Clinical sigs of the males:

1250 mg/kg bw.:

- Reduced spontaneous activity: One male after at least 30 minutes and four males after 1 hour of administration until Day 1 after administration.

- Long-legged gait: Four males at least 30 minutes after administration until Day 1 after administration.

- Crouching: Four males at least 30 minutes after administration until Day 1 after administration.

- Irregular breathing: Four males 1 hour after administration until Day 1 after administration.

- Ruffled fur: Two males 2 hours after administration.

1600 mg/kg bw.:

- Reduced spontaneous activity: Five males after at least 30 minutes, four males after 1 hour and three males after 2 hour of administration until Day 1 after administration.

- Long-legged gait: Two males at least 30 minutes and three males 1 hour after administration until Day 1 after administration.

- Crouching: Five males at least 30 minutes, four males 1 hour and 3 males 2 hours after administration until Day 1 after administration.

- Irregular breathing: Four males 1 hour after administration until 2 hours after administration.

- Ruffled fur: Two males 2 hours after administration.

- Flank drawn-in: 3 males after at least 30 minutes after administration until Day 1 after administration.

- Constricted palpebral fissure: 1 male after 1 hour of administration until 2 hours after administration

- Abdominal or lateral position: 1 male at 2 hours after administration

-Drowsiness: 1 male at 2 hours after administration

2000 mg/kg bw.:

- Reduced spontaneous activity: Five males after at least 30 minutes, one male after 1 hour of administration until 4 hours after administration.

- Crouching: Four males at least 30 minutes, and one male 1 hour after administration until 4 hours after administration.

- Irregular breathing: Four males at least 30 minutes, five males 1 hour, and onemale 2 hours after administration until 4 hours after administration.

- Ruffled fur: One male 4 hours after administration.

- Flank drawn-in: Four males after at least 30 minutes and one male 1 hour after administration until Day 1 after administration.

- Constricted palpebral fissure: 1 male at least 30 miuntes after administration until 1 hour after administration

- Abdominal or lateral position: Four males at 1 hour after administration

-Drowsiness: Four males at 4 hours after administration

Clinical sigs of the females:

800 mg/kg bw.:

- Reduced spontaneous activity: five females after 1 hour of administration until Day 1 after administration.

1250 mg/kg bw.:

- Reduced spontaneous activity: Five females after at least 30 minutes and four females after 1 hour of administration until Day 1 after administration.

- Crouching: Two females after at least 30 minutes and four females after 1 hour of administration until Day 1 after administration.

- Flank drawn-in: Two females after at least 30 minutes and four females after 1 hour of administration until Day 1 after administration.

- Irregular breathing: Two females after at least 30 minutes and four females after 1 hour of administration until Day 1 after administration.

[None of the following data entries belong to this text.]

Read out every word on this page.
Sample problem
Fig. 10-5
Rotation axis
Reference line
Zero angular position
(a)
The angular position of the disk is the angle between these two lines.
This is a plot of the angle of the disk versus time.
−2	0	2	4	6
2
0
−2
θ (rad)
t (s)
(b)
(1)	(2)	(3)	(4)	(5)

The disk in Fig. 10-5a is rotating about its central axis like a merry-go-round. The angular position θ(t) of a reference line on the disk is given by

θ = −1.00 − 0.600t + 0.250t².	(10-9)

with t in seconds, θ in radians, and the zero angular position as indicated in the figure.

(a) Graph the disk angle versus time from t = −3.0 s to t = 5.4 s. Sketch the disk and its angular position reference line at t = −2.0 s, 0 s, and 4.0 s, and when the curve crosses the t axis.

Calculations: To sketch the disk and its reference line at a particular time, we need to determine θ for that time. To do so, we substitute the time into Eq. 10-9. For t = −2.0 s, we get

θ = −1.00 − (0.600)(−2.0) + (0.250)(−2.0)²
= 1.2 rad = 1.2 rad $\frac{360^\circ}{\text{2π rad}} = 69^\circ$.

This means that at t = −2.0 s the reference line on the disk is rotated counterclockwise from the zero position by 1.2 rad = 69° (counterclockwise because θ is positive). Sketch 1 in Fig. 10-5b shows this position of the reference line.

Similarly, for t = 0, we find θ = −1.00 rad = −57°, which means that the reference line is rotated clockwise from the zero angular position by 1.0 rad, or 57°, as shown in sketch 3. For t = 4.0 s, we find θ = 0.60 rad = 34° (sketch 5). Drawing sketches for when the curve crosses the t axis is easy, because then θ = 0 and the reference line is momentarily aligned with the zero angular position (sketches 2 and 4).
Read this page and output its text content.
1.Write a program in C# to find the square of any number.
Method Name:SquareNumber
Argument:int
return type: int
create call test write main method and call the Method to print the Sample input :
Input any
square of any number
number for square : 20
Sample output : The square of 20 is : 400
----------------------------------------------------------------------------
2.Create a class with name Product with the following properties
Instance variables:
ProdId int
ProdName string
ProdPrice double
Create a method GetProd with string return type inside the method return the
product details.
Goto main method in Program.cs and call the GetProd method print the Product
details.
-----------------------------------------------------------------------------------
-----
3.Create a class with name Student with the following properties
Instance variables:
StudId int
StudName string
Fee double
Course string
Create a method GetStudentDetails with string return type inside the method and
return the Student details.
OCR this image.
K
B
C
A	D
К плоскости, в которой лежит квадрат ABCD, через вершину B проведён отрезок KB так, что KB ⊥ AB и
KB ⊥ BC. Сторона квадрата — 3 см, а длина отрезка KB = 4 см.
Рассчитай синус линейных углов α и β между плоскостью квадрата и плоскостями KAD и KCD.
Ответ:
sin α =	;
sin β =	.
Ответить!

- Ruffled fur: One female after 2 hours of administration until 4 hours after administration.

1600 mg/kg bw.:

- Reduced spontaneous activity: One female after at least 30 minutes of administration until Day 1 after administration.

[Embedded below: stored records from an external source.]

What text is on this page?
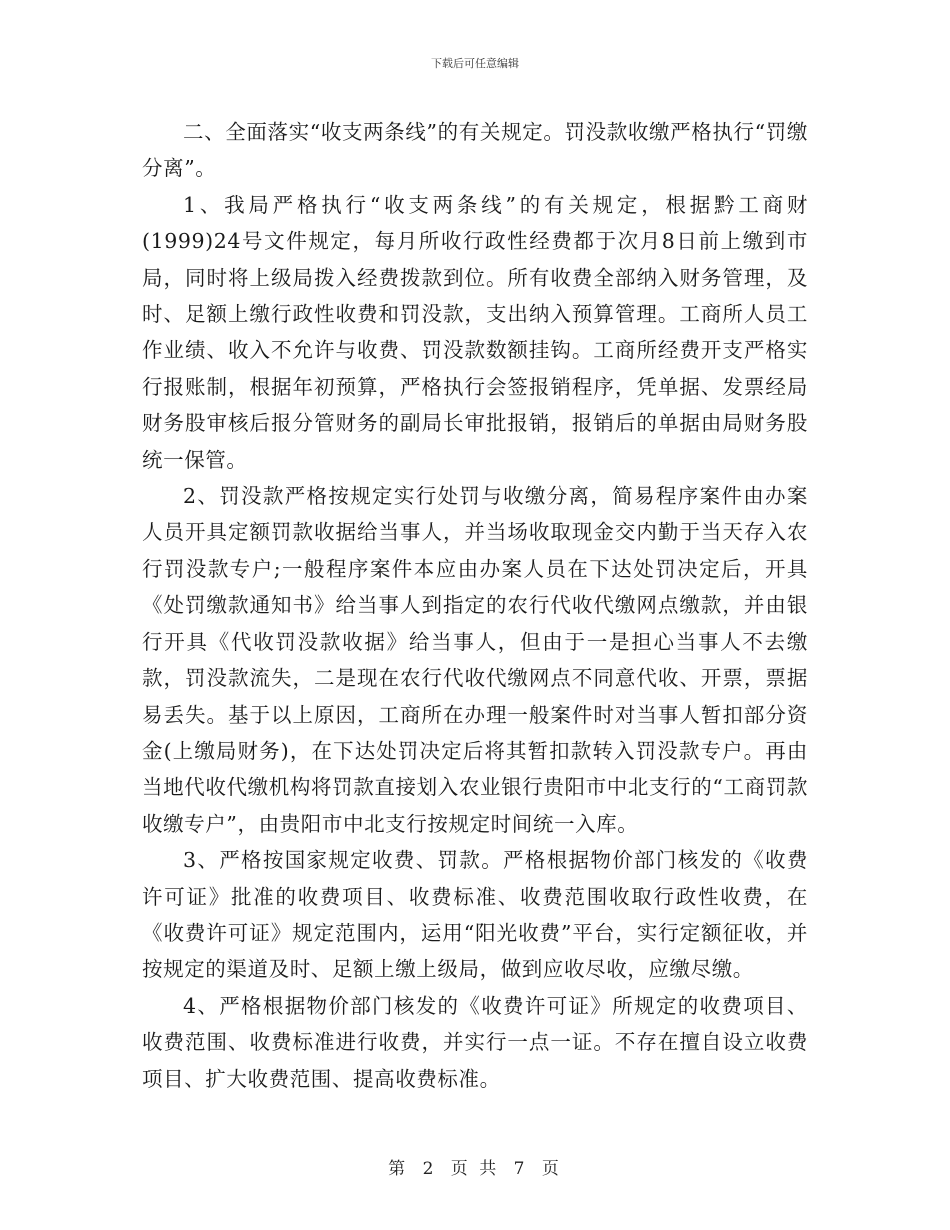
下载后可任意编辑

二、全面落实“收支两条线”的有关规定。罚没款收缴严格执行“罚缴分离”。

1、我局严格执行“收支两条线”的有关规定，根据黔工商财(1999)24号文件规定，每月所收行政性经费都于次月8日前上缴到市局，同时将上级局拨入经费拨款到位。所有收费全部纳入财务管理，及时、足额上缴行政性收费和罚没款，支出纳入预算管理。工商所人员工作业绩、收入不允许与收费、罚没款数额挂钩。工商所经费开支严格实行报账制，根据年初预算，严格执行会签报销程序，凭单据、发票经局财务股审核后报分管财务的副局长审批报销，报销后的单据由局财务股统一保管。

2、罚没款严格按规定实行处罚与收缴分离，简易程序案件由办案人员开具定额罚款收据给当事人，并当场收取现金交内勤于当天存入农行罚没款专户;一般程序案件本应由办案人员在下达处罚决定后，开具《处罚缴款通知书》给当事人到指定的农行代收代缴网点缴款，并由银行开具《代收罚没款收据》给当事人，但由于一是担心当事人不去缴款，罚没款流失，二是现在农行代收代缴网点不同意代收、开票，票据易丢失。基于以上原因，工商所在办理一般案件时对当事人暂扣部分资金(上缴局财务)，在下达处罚决定后将其暂扣款转入罚没款专户。再由当地代收代缴机构将罚款直接划入农业银行贵阳市中北支行的“工商罚款收缴专户”，由贵阳市中北支行按规定时间统一入库。

3、严格按国家规定收费、罚款。严格根据物价部门核发的《收费许可证》批准的收费项目、收费标准、收费范围收取行政性收费，在《收费许可证》规定范围内，运用“阳光收费”平台，实行定额征收，并按规定的渠道及时、足额上缴上级局，做到应收尽收，应缴尽缴。

4、严格根据物价部门核发的《收费许可证》所规定的收费项目、收费范围、收费标准进行收费，并实行一点一证。不存在擅自设立收费项目、扩大收费范围、提高收费标准。

第 2 页 共 7 页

- Long-legged gait: Five females at least 30 minutes and 1 female after 1 hour of administration until Day 1 after administration.

- Crouching: One females after at least 30 minutes of administration until Day 1 after administration.

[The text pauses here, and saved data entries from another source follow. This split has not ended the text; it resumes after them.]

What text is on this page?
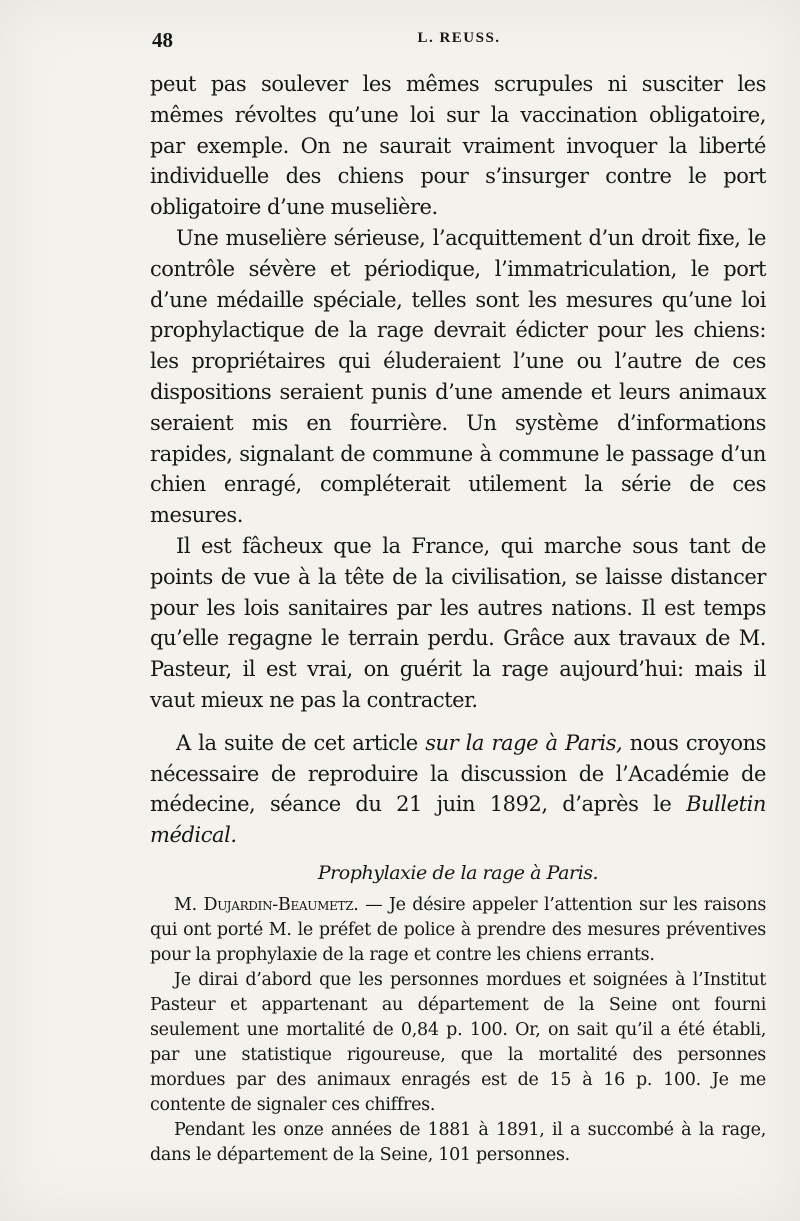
48	L. REUSS.

peut pas soulever les mêmes scrupules ni susciter les mêmes révoltes qu’une loi sur la vaccination obligatoire, par exemple. On ne saurait vraiment invoquer la liberté individuelle des chiens pour s’insurger contre le port obligatoire d’une muselière.

Une muselière sérieuse, l’acquittement d’un droit fixe, le contrôle sévère et périodique, l’immatriculation, le port d’une médaille spéciale, telles sont les mesures qu’une loi prophylactique de la rage devrait édicter pour les chiens: les propriétaires qui éluderaient l’une ou l’autre de ces dispositions seraient punis d’une amende et leurs animaux seraient mis en fourrière. Un système d’informations rapides, signalant de commune à commune le passage d’un chien enragé, compléterait utilement la série de ces mesures.

Il est fâcheux que la France, qui marche sous tant de points de vue à la tête de la civilisation, se laisse distancer pour les lois sanitaires par les autres nations. Il est temps qu’elle regagne le terrain perdu. Grâce aux travaux de M. Pasteur, il est vrai, on guérit la rage aujourd’hui: mais il vaut mieux ne pas la contracter.

A la suite de cet article sur la rage à Paris, nous croyons nécessaire de reproduire la discussion de l’Académie de médecine, séance du 21 juin 1892, d’après le Bulletin médical.

Prophylaxie de la rage à Paris.

M. Dujardin-Beaumetz. — Je désire appeler l’attention sur les raisons qui ont porté M. le préfet de police à prendre des mesures préventives pour la prophylaxie de la rage et contre les chiens errants.

Je dirai d’abord que les personnes mordues et soignées à l’Institut Pasteur et appartenant au département de la Seine ont fourni seulement une mortalité de 0,84 p. 100. Or, on sait qu’il a été établi, par une statistique rigoureuse, que la mortalité des personnes mordues par des animaux enragés est de 15 à 16 p. 100. Je me contente de signaler ces chiffres.

Pendant les onze années de 1881 à 1891, il a succombé à la rage, dans le département de la Seine, 101 personnes.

- Flank drawn-in: One females after at least 30 minutes of administration until Day 1 after administration.

- Irregular breathing: One females after 2 hours of administration until Day 1 after administration.

- Ruffled fur: One females after 2 hours of administration until Day 1 after administration.

Applicant's summary and conclusion

Interpretation of results:
Category 4 based on GHS criteria
Conclusions:
According to the EC Regulation No. 1272/2008 and subsequent regulations, the test item is classified as Category 4.